For training the our RaDeR retrievers and rerankers, we use the Tevatron github, which is a software for training billion-scale LLM neural retriever on GPUs and TPUs. We use its functionality for Parameter efficient tuning with LoRA. It is integrated with vLLM, DeepSpeed, FlashAttention, gradient accumulation, and other efficient training and inference techniques.
Installation
- Clone the Tevatron repository.
- Install PyTorch based on your CUDA version from PyTorch.
- Install dependencies and Tevatron.
pip install transformers datasets peft
pip install deepspeed accelerate
pip install faiss-cpu
pip install -e .Run training
Example command for Retriever training:
deepspeed --include localhost:0,1 --master_port 60000 --module tevatron.retriever.driver.train \
--deepspeed deepspeed/ds_zero3_config.json \
--output_dir retriever-RaDeR \
--model_name_or_path Qwen/Qwen2.5-7B-Instruct \
--lora \
--lora_target_modules q_proj,k_proj,v_proj,o_proj,down_proj,up_proj,gate_proj \
--save_steps 500 \
--dataset_name RaDer/MATH_allquery_types \
--query_prefix "Query: " \
--passage_prefix "Passage: " \
--bf16 \
--pooling eos \
--append_eos_token \
--normalize \
--temperature 0.01 \
--per_device_train_batch_size 2 \
--gradient_checkpointing \
--train_group_size 12 \
--learning_rate 1e-4 \
--query_max_len 32 \
--passage_max_len 3900 \
--num_train_epochs 1 \
--logging_steps 10 \
--overwrite_output_dir \
--gradient_accumulation_steps 16(1) For evaluation of retrievers on the BRIGHT dataset run the retriever_evaluation.sh with the correct arguments.
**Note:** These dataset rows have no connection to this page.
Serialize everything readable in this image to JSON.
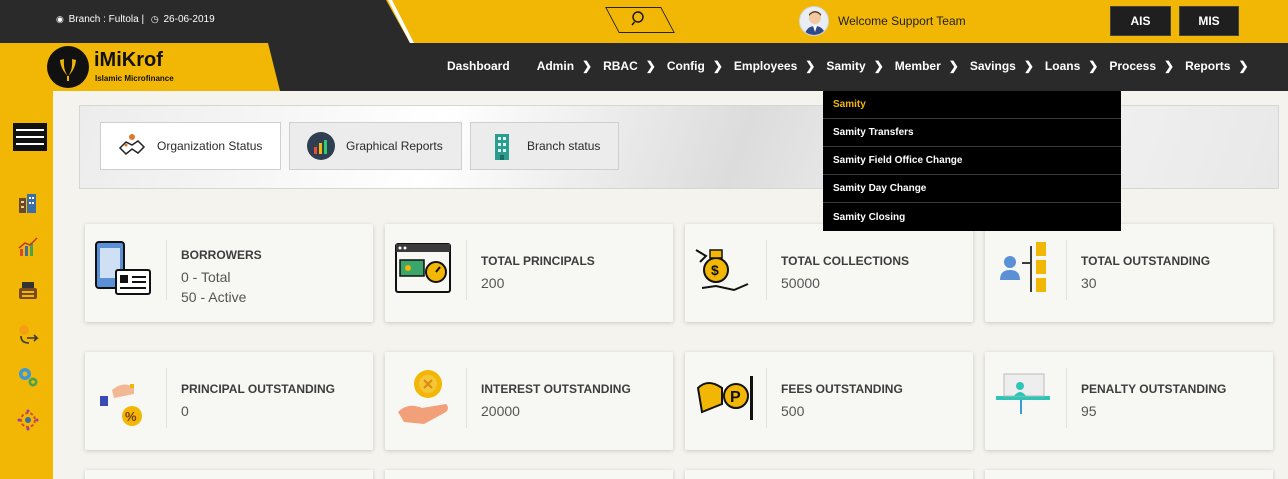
{
  "topbar": {
    "branch": "Branch : Fultola |",
    "date": "26-06-2019",
    "welcome": "Welcome Support Team",
    "buttons": [
      "AIS",
      "MIS"
    ]
  },
  "brand": {
    "name": "iMiKrof",
    "tagline": "Islamic Microfinance"
  },
  "nav": {
    "items": [
      "Dashboard",
      "Admin",
      "RBAC",
      "Config",
      "Employees",
      "Samity",
      "Member",
      "Savings",
      "Loans",
      "Process",
      "Reports"
    ]
  },
  "dropdown": {
    "items": [
      "Samity",
      "Samity Transfers",
      "Samity Field Office Change",
      "Samity Day Change",
      "Samity Closing"
    ]
  },
  "tabs": [
    "Organization Status",
    "Graphical Reports",
    "Branch status"
  ],
  "cards": [
    {
      "title": "BORROWERS",
      "values": [
        "0 - Total",
        "50 - Active"
      ]
    },
    {
      "title": "TOTAL PRINCIPALS",
      "values": [
        "200"
      ]
    },
    {
      "title": "TOTAL COLLECTIONS",
      "values": [
        "50000"
      ]
    },
    {
      "title": "TOTAL OUTSTANDING",
      "values": [
        "30"
      ]
    },
    {
      "title": "PRINCIPAL OUTSTANDING",
      "values": [
        "0"
      ]
    },
    {
      "title": "INTEREST OUTSTANDING",
      "values": [
        "20000"
      ]
    },
    {
      "title": "FEES OUTSTANDING",
      "values": [
        "500"
      ]
    },
    {
      "title": "PENALTY OUTSTANDING",
      "values": [
        "95"
      ]
    }
  ],
  "colors": {
    "brand_yellow": "#f2b705",
    "dark": "#2a2a2a"
  }
}
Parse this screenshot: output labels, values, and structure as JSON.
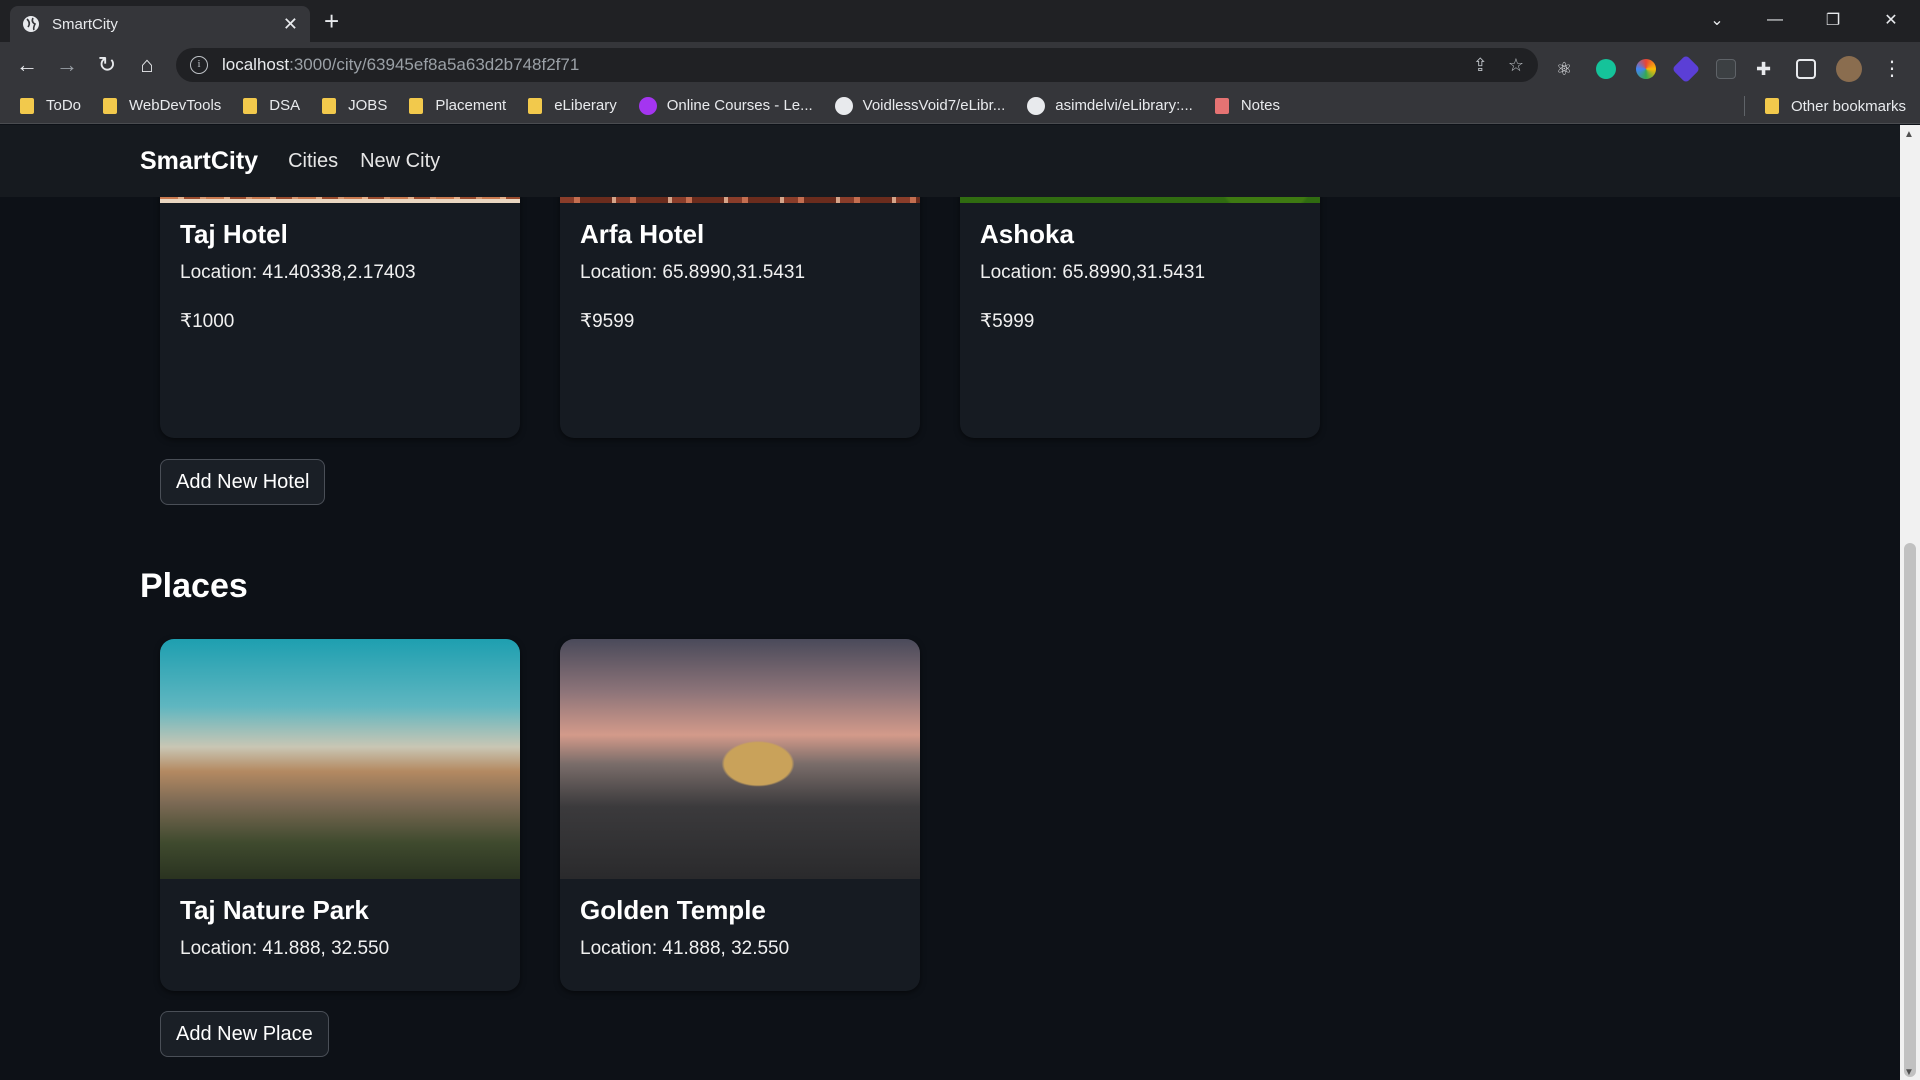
{
  "browser": {
    "tab_title": "SmartCity",
    "tab_close": "✕",
    "new_tab": "+",
    "url_host": "localhost",
    "url_path": ":3000/city/63945ef8a5a63d2b748f2f71",
    "bookmarks": [
      {
        "label": "ToDo",
        "icon": "folder-icon"
      },
      {
        "label": "WebDevTools",
        "icon": "folder-icon"
      },
      {
        "label": "DSA",
        "icon": "folder-icon"
      },
      {
        "label": "JOBS",
        "icon": "folder-icon"
      },
      {
        "label": "Placement",
        "icon": "folder-icon"
      },
      {
        "label": "eLiberary",
        "icon": "folder-icon"
      },
      {
        "label": "Online Courses - Le...",
        "icon": "udemy-icon"
      },
      {
        "label": "VoidlessVoid7/eLibr...",
        "icon": "github-icon"
      },
      {
        "label": "asimdelvi/eLibrary:...",
        "icon": "github-icon"
      },
      {
        "label": "Notes",
        "icon": "notes-icon"
      }
    ],
    "other_bookmarks": "Other bookmarks"
  },
  "navbar": {
    "brand": "SmartCity",
    "links": [
      "Cities",
      "New City"
    ]
  },
  "hotels": [
    {
      "name": "Taj Hotel",
      "location": "Location: 41.40338,2.17403",
      "price": "₹1000"
    },
    {
      "name": "Arfa Hotel",
      "location": "Location: 65.8990,31.5431",
      "price": "₹9599"
    },
    {
      "name": "Ashoka",
      "location": "Location: 65.8990,31.5431",
      "price": "₹5999"
    }
  ],
  "add_hotel_label": "Add New Hotel",
  "places_title": "Places",
  "places": [
    {
      "name": "Taj Nature Park",
      "location": "Location: 41.888, 32.550"
    },
    {
      "name": "Golden Temple",
      "location": "Location: 41.888, 32.550"
    }
  ],
  "add_place_label": "Add New Place",
  "colors": {
    "page_bg": "#0d1117",
    "card_bg": "#161b22",
    "navbar_bg": "#161a1f"
  }
}
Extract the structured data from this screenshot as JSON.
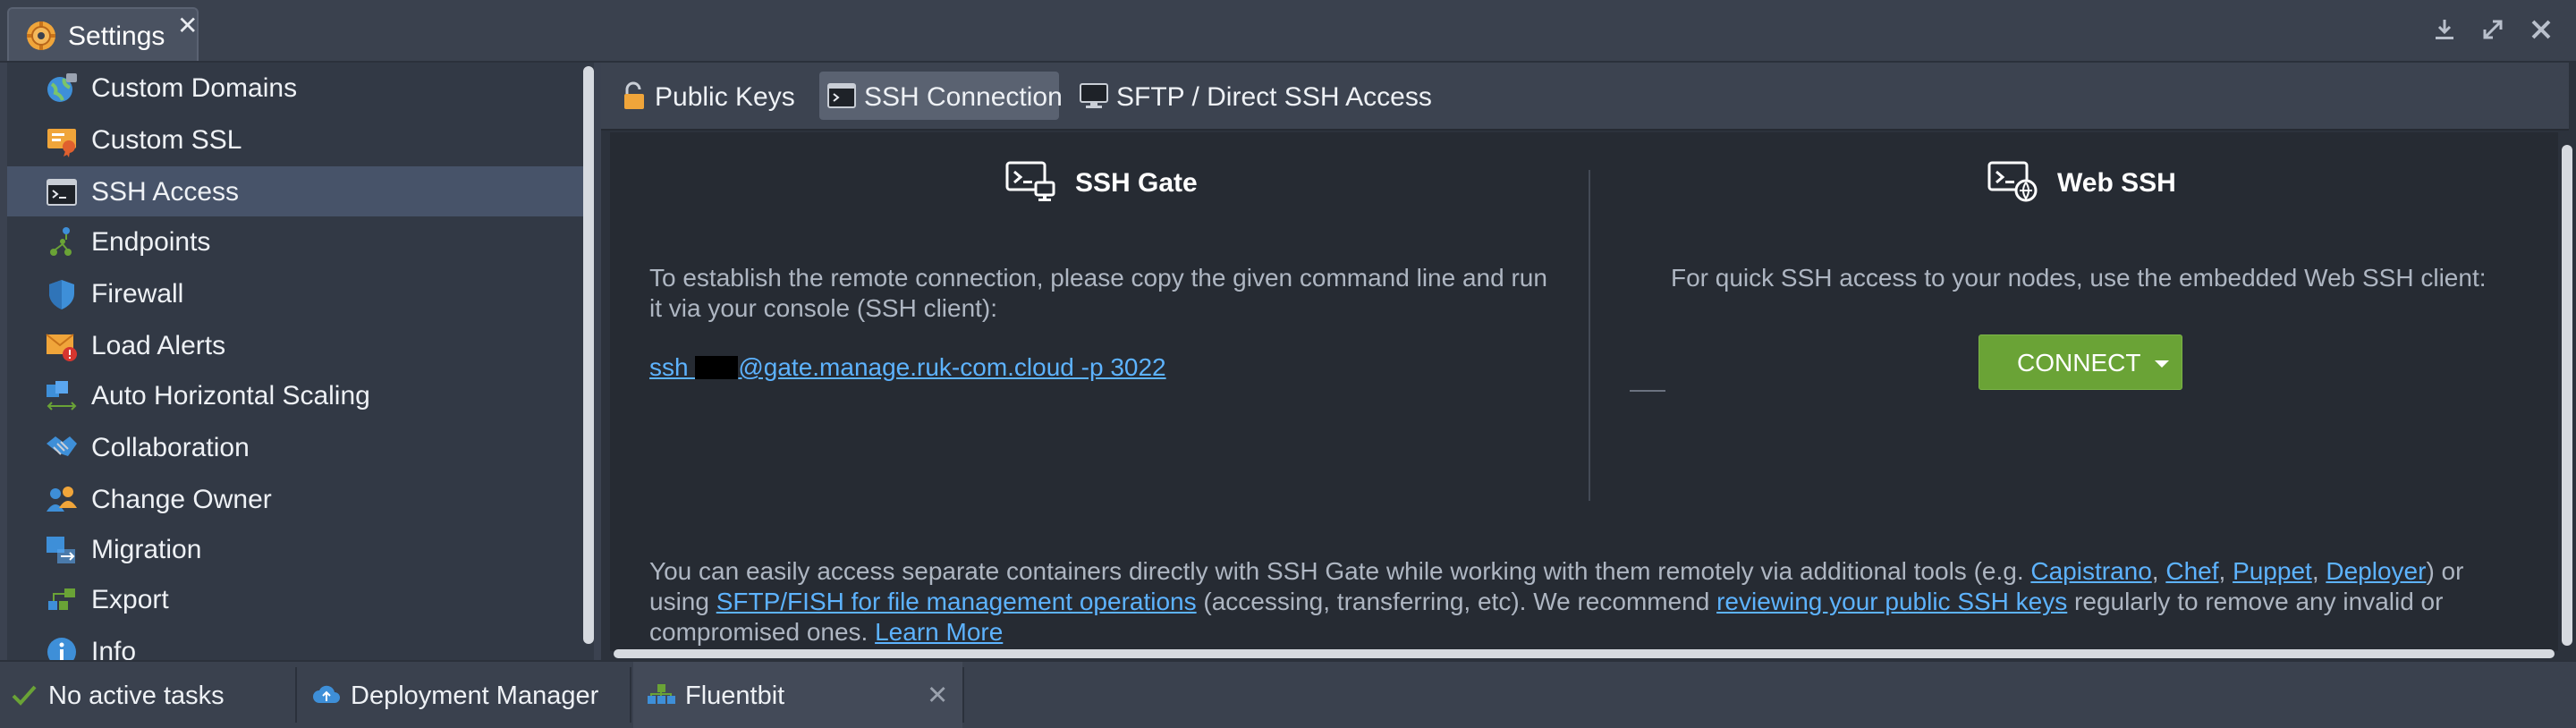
{
  "window": {
    "tab_title": "Settings",
    "close_glyph": "✕",
    "controls": [
      "download-icon",
      "expand-icon",
      "close-icon"
    ]
  },
  "sidebar": {
    "items": [
      {
        "label": "Custom Domains",
        "icon": "globe-icon"
      },
      {
        "label": "Custom SSL",
        "icon": "certificate-icon"
      },
      {
        "label": "SSH Access",
        "icon": "terminal-icon",
        "active": true
      },
      {
        "label": "Endpoints",
        "icon": "endpoints-icon"
      },
      {
        "label": "Firewall",
        "icon": "shield-icon"
      },
      {
        "label": "Load Alerts",
        "icon": "alert-envelope-icon"
      },
      {
        "label": "Auto Horizontal Scaling",
        "icon": "scaling-icon"
      },
      {
        "label": "Collaboration",
        "icon": "handshake-icon"
      },
      {
        "label": "Change Owner",
        "icon": "users-icon"
      },
      {
        "label": "Migration",
        "icon": "migration-icon"
      },
      {
        "label": "Export",
        "icon": "export-icon"
      },
      {
        "label": "Info",
        "icon": "info-icon"
      }
    ]
  },
  "tabs": [
    {
      "label": "Public Keys",
      "icon": "lock-icon"
    },
    {
      "label": "SSH Connection",
      "icon": "terminal-icon",
      "active": true
    },
    {
      "label": "SFTP / Direct SSH Access",
      "icon": "monitor-icon"
    }
  ],
  "ssh_gate": {
    "title": "SSH Gate",
    "description": "To establish the remote connection, please copy the given command line and run it via your console (SSH client):",
    "command_prefix": "ssh ",
    "command_suffix": "@gate.manage.ruk-com.cloud -p 3022"
  },
  "web_ssh": {
    "title": "Web SSH",
    "description": "For quick SSH access to your nodes, use the embedded Web SSH client:",
    "connect_label": "CONNECT",
    "accent": "#6aa336"
  },
  "footer_note": {
    "part1": "You can easily access separate containers directly with SSH Gate while working with them remotely via additional tools (e.g. ",
    "capistrano": "Capistrano",
    "comma1": ", ",
    "chef": "Chef",
    "comma2": ", ",
    "puppet": "Puppet",
    "comma3": ", ",
    "deployer": "Deployer",
    "part2": ") or using ",
    "sftp_fish": "SFTP/FISH for file management operations",
    "part3": " (accessing, transferring, etc). We recommend ",
    "review_keys": "reviewing your public SSH keys",
    "part4": " regularly to remove any invalid or compromised ones. ",
    "learn_more": "Learn More"
  },
  "taskbar": {
    "status": "No active tasks",
    "deployment_manager": "Deployment Manager",
    "env_tab": "Fluentbit",
    "close_glyph": "✕"
  },
  "colors": {
    "link": "#5db3ff",
    "active_row": "#475369",
    "panel_bg": "#262b33"
  }
}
Example command shown in the file.
(2) For evaluation of rerankers on the BRIGHT dataset run the reranker_evaluation.sh with the correct arguments. Example command shown in the file.
Note
The score files from our two best performing RaDeR models with Qwen-32B-Instruct reranking is provided in the BRIGHT_score_files directory.